Kegiatan ini menjadi momen istimewa sebagai bentuk apresiasi atas capaian siswa dalam membaca dan menghafal Al-Qur’an.

Acara dibuka dengan penampilan tari Saman dari tim ekstrakurikuler, dilanjutkan lantunan suara merdu dari siswa KIC Voice yang semakin menambah suasana haru dan khidmat.
Koordinator Tilawah Qur’an SDIT KIC, Sholihuddin, dalam sambutannya menyampaikan apresiasi kepada para orang tua yang telah mendampingi proses belajar anak di rumah.
“Kami mengucapkan terima kasih kepada ayah bunda yang telah membersamai ananda dalam tilawah dan tahfidz Al-Qur’an,” ujarnya.
Sementara itu, Kepala SDIT KIC, Irma Trias Santi, S.P., S.Pd., berpesan kepada para wisudawan agar tidak cepat berpuas diri atas capaian yang diraih.
“Jangan berbesar hati atas apa yang telah diraih.

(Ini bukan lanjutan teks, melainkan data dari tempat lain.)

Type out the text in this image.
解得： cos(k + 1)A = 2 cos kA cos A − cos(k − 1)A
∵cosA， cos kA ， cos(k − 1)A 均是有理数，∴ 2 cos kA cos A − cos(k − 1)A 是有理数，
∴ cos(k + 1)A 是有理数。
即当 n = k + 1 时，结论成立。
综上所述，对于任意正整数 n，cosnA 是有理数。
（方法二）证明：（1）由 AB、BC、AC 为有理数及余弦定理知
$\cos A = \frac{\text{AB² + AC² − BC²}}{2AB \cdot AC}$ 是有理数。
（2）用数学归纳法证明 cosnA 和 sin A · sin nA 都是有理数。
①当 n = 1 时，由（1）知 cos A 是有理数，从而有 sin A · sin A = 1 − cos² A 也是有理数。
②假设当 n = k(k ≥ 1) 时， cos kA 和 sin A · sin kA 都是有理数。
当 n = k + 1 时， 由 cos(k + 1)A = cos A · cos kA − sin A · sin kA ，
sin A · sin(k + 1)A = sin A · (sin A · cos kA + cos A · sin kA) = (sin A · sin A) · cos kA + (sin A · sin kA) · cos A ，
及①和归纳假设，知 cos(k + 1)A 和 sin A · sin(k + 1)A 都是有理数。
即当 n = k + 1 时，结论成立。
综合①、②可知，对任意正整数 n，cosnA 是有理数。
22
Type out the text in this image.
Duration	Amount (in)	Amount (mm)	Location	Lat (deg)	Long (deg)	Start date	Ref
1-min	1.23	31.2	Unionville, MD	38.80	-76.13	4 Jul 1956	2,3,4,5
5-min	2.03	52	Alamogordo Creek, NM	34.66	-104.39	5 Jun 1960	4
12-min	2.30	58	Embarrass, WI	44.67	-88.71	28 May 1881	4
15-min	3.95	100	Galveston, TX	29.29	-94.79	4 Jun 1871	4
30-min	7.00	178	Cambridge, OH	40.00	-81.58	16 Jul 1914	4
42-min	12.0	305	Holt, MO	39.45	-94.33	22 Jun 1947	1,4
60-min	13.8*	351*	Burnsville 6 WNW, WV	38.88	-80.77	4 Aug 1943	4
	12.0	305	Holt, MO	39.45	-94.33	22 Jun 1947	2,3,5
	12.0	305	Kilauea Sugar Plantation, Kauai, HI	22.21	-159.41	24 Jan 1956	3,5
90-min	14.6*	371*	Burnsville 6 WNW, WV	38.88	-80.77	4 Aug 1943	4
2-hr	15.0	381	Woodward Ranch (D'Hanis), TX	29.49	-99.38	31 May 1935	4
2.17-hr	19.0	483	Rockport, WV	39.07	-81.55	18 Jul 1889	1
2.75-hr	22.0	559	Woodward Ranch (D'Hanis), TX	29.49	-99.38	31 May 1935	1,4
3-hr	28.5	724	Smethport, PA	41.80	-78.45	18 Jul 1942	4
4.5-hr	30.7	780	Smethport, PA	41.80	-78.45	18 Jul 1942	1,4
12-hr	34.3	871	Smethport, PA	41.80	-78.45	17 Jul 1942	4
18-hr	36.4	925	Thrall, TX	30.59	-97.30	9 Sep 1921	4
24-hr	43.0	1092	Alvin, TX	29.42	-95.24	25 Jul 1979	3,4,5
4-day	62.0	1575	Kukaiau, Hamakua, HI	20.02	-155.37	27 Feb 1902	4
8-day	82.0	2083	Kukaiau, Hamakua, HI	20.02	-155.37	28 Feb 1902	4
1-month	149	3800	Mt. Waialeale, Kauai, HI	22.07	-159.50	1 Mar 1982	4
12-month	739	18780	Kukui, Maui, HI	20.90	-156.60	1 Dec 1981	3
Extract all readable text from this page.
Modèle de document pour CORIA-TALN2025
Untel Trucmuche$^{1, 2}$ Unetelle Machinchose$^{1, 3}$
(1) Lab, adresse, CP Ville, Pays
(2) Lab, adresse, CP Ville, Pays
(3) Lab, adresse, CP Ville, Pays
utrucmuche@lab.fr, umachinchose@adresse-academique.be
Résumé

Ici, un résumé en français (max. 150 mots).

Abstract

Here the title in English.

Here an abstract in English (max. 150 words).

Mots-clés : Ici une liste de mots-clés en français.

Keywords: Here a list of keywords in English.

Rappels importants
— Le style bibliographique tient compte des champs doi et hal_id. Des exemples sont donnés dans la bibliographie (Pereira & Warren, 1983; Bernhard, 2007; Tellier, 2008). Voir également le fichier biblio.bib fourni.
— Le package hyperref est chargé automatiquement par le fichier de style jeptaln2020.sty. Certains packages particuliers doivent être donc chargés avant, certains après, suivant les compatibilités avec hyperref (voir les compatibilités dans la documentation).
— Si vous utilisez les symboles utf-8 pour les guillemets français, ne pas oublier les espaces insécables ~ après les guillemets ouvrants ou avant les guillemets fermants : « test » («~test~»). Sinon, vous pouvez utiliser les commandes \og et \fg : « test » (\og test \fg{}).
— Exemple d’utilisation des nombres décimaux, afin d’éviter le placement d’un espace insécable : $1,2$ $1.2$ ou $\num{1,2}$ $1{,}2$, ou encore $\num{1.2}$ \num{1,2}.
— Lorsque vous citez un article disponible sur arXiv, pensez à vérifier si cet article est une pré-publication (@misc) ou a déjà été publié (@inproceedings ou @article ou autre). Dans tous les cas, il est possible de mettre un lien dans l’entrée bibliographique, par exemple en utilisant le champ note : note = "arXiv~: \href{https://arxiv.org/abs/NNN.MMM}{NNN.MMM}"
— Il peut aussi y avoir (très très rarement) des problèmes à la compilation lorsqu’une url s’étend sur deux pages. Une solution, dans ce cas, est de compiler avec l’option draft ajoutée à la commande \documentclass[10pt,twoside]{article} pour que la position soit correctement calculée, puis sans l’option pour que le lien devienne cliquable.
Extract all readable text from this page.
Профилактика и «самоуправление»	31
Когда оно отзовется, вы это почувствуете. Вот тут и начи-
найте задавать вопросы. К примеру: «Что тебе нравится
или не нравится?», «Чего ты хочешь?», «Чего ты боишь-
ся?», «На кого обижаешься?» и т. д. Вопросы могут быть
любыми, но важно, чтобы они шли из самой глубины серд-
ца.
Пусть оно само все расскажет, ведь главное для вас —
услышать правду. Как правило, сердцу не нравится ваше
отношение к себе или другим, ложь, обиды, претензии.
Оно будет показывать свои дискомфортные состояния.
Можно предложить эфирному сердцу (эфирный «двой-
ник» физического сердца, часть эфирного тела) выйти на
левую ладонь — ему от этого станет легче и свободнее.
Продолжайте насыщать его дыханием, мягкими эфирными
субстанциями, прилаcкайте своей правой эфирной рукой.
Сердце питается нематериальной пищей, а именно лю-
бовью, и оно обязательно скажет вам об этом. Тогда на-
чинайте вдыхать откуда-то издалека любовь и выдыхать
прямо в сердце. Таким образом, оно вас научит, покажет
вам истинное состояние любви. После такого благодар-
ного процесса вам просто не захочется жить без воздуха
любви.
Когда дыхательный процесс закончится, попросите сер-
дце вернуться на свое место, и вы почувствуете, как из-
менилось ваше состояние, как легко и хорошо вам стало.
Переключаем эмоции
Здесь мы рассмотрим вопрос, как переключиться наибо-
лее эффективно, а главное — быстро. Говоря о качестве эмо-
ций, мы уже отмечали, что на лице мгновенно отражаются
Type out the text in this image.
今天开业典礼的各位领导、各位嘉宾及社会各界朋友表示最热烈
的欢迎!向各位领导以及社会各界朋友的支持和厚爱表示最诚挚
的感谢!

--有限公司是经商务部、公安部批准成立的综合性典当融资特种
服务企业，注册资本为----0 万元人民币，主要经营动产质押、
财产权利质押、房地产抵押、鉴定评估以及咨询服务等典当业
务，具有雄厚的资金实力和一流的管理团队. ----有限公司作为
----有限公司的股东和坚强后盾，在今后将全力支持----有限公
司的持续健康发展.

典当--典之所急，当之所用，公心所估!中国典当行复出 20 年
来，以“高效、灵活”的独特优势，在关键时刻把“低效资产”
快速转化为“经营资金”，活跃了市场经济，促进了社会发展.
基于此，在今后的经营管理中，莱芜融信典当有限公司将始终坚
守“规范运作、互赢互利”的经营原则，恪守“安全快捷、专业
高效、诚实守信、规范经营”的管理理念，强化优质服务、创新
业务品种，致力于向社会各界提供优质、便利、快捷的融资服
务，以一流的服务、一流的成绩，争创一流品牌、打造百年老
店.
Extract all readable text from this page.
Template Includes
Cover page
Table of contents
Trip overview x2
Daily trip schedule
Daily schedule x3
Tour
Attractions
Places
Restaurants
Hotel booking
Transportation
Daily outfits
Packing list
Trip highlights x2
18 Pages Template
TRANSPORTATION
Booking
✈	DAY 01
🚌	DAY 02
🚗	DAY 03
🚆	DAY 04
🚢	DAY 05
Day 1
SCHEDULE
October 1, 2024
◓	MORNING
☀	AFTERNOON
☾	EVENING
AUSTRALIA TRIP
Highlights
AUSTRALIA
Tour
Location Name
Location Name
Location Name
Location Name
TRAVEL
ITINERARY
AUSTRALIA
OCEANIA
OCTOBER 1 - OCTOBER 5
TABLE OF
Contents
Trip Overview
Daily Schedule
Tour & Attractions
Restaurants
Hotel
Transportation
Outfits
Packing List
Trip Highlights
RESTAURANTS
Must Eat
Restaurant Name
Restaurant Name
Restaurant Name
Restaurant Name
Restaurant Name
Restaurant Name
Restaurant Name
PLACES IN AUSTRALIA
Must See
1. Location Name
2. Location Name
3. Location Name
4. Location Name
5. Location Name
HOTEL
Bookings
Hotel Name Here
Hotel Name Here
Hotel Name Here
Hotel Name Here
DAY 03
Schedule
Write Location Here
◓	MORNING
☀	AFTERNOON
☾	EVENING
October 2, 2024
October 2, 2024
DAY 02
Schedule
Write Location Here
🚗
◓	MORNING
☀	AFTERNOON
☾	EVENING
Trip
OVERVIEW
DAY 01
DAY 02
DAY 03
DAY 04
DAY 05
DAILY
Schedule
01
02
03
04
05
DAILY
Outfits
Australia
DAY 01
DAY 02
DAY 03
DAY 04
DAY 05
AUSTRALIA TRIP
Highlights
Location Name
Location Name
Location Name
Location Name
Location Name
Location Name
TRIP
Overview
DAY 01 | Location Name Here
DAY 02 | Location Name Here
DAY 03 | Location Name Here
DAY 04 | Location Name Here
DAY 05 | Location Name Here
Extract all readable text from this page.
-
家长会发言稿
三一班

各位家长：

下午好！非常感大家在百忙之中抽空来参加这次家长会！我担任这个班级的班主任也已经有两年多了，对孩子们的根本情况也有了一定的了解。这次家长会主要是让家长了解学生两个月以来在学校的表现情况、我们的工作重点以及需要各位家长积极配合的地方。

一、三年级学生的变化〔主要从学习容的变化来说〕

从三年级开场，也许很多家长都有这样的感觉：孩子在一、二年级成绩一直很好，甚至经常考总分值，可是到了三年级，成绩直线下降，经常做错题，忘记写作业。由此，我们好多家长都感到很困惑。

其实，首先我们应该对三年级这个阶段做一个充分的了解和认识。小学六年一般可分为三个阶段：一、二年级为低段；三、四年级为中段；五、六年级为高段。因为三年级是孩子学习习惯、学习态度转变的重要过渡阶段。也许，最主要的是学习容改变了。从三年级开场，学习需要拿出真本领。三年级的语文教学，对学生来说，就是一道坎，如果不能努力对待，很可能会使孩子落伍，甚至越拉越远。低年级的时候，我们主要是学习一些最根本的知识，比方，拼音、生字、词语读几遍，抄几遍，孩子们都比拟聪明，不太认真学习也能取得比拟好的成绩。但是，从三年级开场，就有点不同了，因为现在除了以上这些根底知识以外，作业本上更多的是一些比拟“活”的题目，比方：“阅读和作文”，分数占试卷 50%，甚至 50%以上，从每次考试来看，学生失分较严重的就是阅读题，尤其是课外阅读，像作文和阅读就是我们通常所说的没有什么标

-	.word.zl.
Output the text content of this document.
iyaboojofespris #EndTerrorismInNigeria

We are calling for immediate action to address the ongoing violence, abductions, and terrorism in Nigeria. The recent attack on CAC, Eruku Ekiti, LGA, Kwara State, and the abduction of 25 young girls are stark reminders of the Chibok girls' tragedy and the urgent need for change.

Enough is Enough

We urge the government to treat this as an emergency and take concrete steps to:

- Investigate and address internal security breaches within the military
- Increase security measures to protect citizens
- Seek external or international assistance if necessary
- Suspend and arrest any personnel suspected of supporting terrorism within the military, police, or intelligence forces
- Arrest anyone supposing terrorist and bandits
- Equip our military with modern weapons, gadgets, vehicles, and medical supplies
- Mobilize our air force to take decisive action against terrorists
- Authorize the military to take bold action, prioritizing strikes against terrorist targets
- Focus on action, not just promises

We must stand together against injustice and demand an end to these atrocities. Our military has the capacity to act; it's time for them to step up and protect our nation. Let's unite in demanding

Selama Al-Qur’an ada di dada kalian, insyaAllah tidak akan tersesat,” pesannya.
Kegiatan ini juga dihadiri Koordinator Wilayah Bidang Pendidikan Kecamatan Bondowoso, Muhammad Zainul Arifin, M.Pd., yang memberikan apresiasi terhadap pembelajaran Al-Qur’an di SDIT KIC.
Menurutnya, Al-Qur’an merupakan dasar utama sebelum mempelajari ilmu lainnya.
“Anak yang memiliki hafalan Al-Qur’an akan dimudahkan dalam pelajaran lain,” ungkapnya.
Ia juga berharap pembelajaran Al-Qur’an tidak hanya menjadi kegiatan seremonial, tetapi benar-benar diterapkan dalam kehidupan sehari-hari.
Dalam kesempatan yang sama, Koordinator Mutu Qur’an TP2Q Jawa Timur, Zainul Fu’ad, M.A., menjelaskan bahwa metode IWR merupakan metode pembelajaran Al-Qur’an khas Sekolah Islam Terpadu yang menekankan aspek fasih dan santun.
Ia juga mengingatkan pentingnya peran guru dan orang tua dalam memberikan teladan kepada anak.
“Tidak cukup hanya menuntut anak menghafal, tetapi perlu pendampingan dan contoh nyata,” jelasnya.
Wisuda kali ini merupakan pelaksanaan kedua dengan metode IWR. Sebanyak 33 siswa diwisuda dalam kategori tilawah IWR dan 55 siswa dalam kategori tahfidz Al-Qur’an, mulai dari kelas 2 hingga kelas 6.
Capaian tertinggi diraih oleh siswa kelas 4 bernama Binar yang berhasil menghafal hingga 5 juz Al-Qur’an.
Melalui kegiatan ini, diharapkan para siswa semakin termotivasi untuk terus membaca, menghafal, dan mengamalkan Al-Qur’an dalam kehidupan sehari-hari.